Festa grande, dunque, all’interno delle mura della rocca, a partire dalle 16 di oggi e fino alla serata di domani (domenica 12 aprile), aperta dal corteo storico degli sbandieratori e tamburini di Montecassiano, che hanno accompagnato la Giunta comunale al completo e le autorità dal cancello al rivellino, dove si è tenuto l’immancabile taglio del nastro, sino all’interno.

Dopo i saluti delle autorità, il sindaco Pepa ha simbolicamente consegnato le chiavi del castello a Moira Scalzini, presidente del comitato di quartiere di Montefiore. Infine, si è dato inizio, letteralmente, alle danze.

Il tuffo nel passato è iniziato con la rievocazione di combattimenti alla spada medievali a cura della Compagnia d’Arme Ferreo Core ASD, seguita dai tiratori della Compagnia Arcieri storici Il Branco. Stupore, meraviglia e ammirazione hanno accompagnato le coreografie in costume, mentre sotto le mura i mercanti di Mastri nel tempo iniziavano ad esporre le proprie merci in bella mostra alla folla dei visitatori.

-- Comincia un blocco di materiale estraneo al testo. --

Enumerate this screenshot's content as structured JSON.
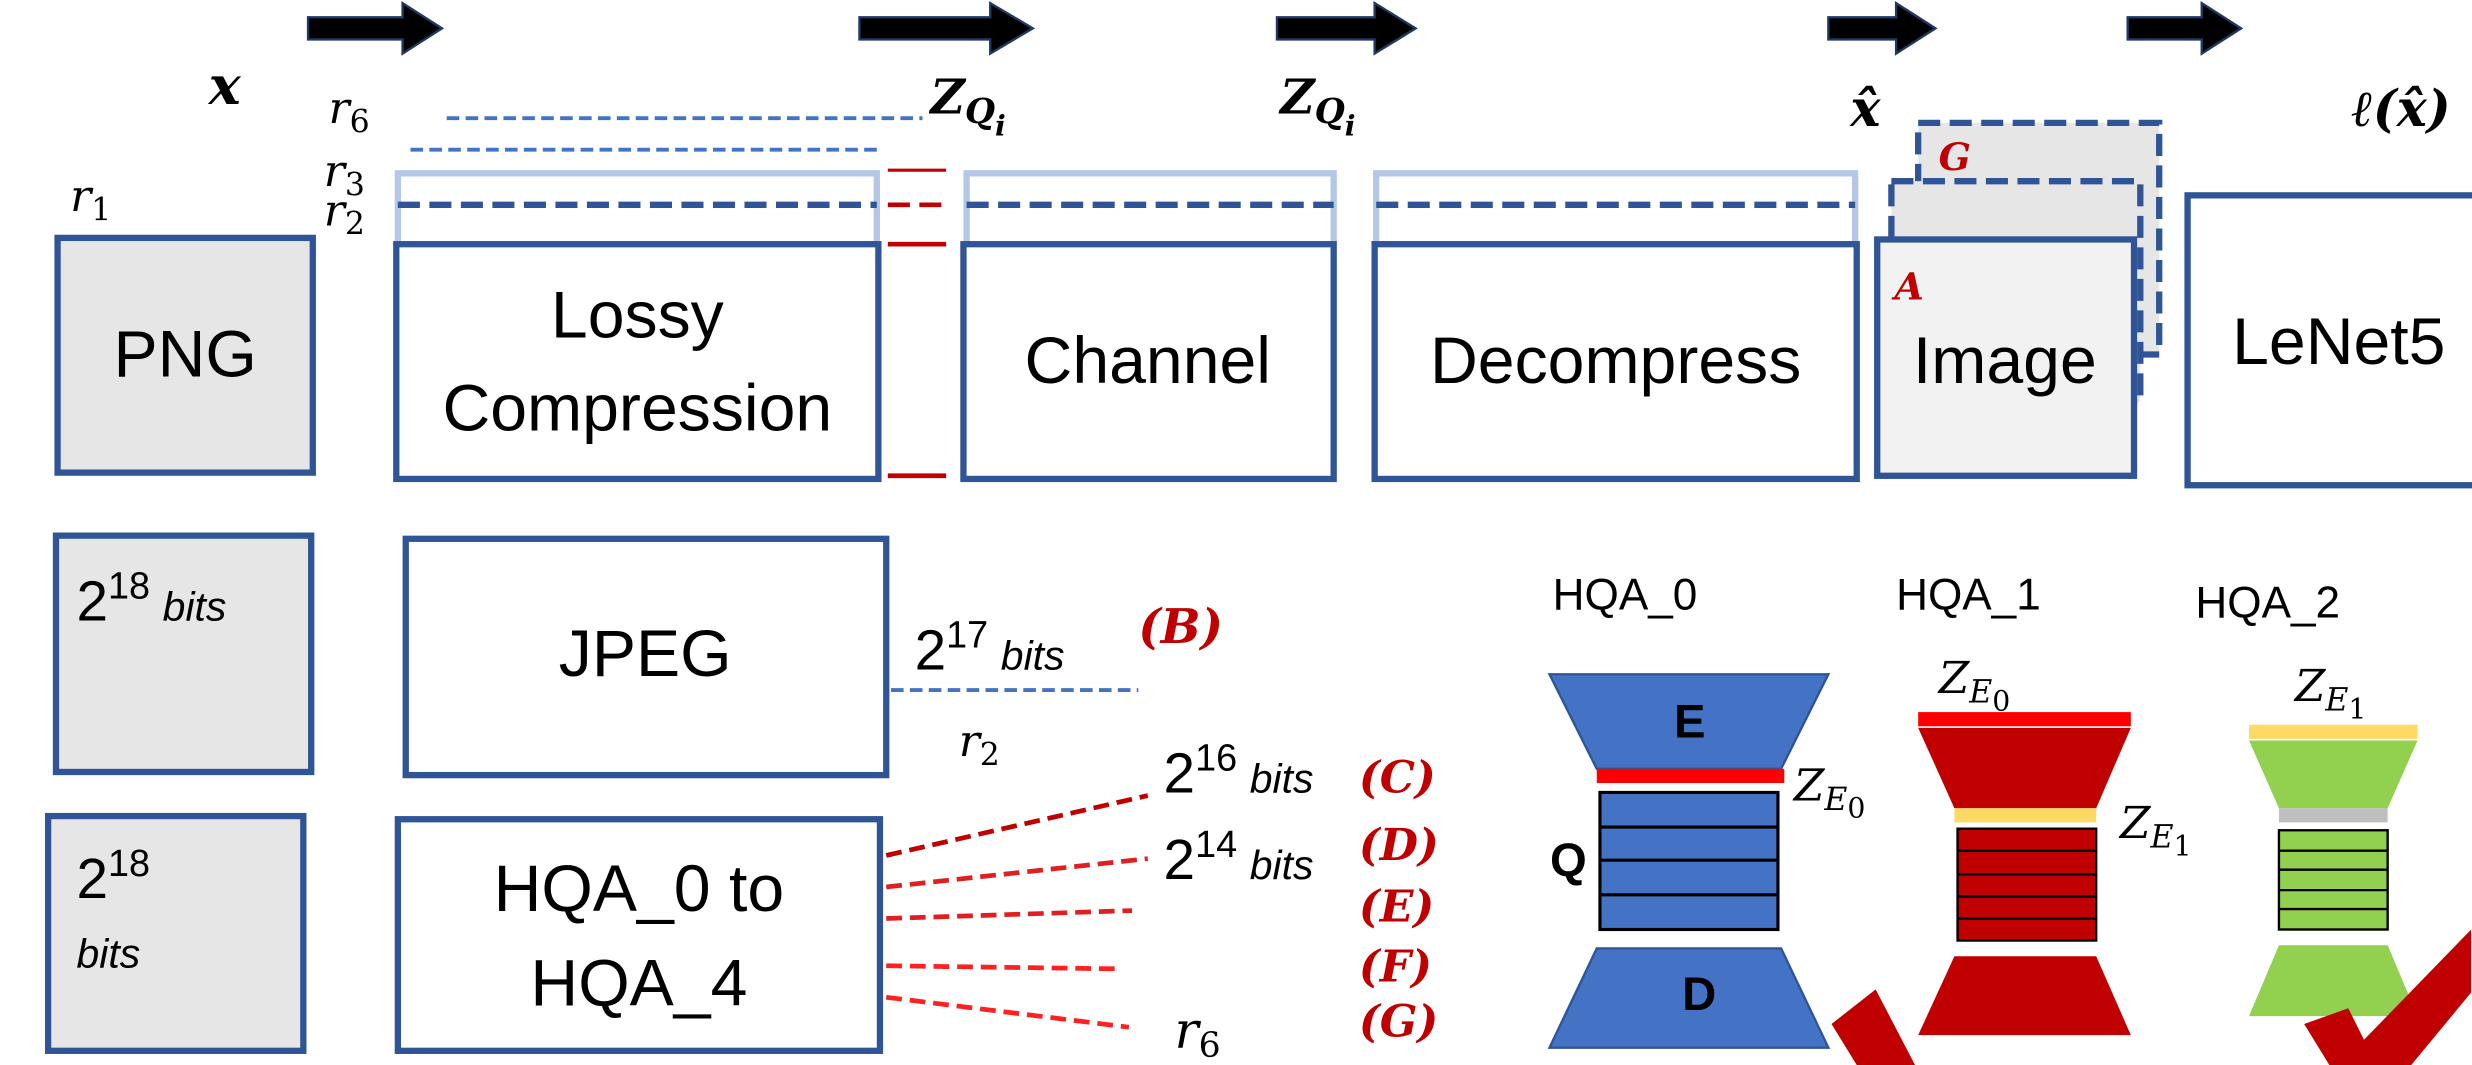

Contemporaneamente, i danzatori dell’Associazione Quam pulchra es hanno dato dimostrazioni di danze storiche medievali e, per i più piccoli, sono stati organizzati laboratori di scavo archeologico a cura della Cooperativa ArcheoLAB di Macerata.

Particolarmente attese le visite guidate all’interno del castello che, per la prima volta dopo 54 anni, hanno riportato occhi umani a scrutare dalla sommità dell’iconica torre di 34 metri di altezza, attraverso le merlature. 163 scalini separano il basamento dal vertice, ma la fatica dei visitatori è stata ripagata da una vista a tutto tondo tra il Conero e i Sibillini. Il sindaco Pepa ha qui innalzato la bandiera recanatese, inaugurando una nuova era alla rocca.

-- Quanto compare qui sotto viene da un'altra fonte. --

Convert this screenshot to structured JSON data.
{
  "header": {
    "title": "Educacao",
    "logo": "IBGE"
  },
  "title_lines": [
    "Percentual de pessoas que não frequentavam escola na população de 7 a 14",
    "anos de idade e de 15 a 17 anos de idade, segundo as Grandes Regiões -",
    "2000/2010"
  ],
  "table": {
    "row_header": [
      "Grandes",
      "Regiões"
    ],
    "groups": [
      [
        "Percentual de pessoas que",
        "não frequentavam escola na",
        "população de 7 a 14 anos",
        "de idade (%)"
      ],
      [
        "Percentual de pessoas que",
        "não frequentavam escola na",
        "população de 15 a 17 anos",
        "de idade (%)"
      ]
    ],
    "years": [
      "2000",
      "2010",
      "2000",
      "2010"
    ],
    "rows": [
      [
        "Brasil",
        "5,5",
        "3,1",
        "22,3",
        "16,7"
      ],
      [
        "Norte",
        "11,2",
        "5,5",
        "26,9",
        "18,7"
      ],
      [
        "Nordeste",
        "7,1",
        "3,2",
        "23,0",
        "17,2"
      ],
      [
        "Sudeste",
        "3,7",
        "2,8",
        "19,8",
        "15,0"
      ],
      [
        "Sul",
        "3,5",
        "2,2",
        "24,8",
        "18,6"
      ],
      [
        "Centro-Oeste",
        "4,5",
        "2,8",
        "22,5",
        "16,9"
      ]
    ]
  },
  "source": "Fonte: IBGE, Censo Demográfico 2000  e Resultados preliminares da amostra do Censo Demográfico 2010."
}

L’inaugurazione non si è fermata qui: dalle 21 canti e balli con Verba et soni e Quam pulchra es, fino allo spettacolo pirotecnico e video mapping in 3D alle ore 22, per chiudere in bellezza la prima giornata di festeggiamenti.

Domani mattina, alle 10, la prima Santa Messa al castello, con la successiva ripresa delle rievocazioni storiche e delle visite che dureranno sino alla tarda serata.

Non è mancata la ristorazione, con degustazioni offerte dalla macelleria salumeria Beniamino Papa e e dalle cantine Conti degli Azzoni e Accattoli. Pranzo e cena, poi, al Caffè La Torre, ai piedi della rocca, oggi dalle 20, domenica a pranzo dalle 13 e per aperitivo-cena dalle 19.

Al castello di Montefiore, dove la storia non si è mai fermata, ricomincia da oggi un lungo capitolo da vivere insieme.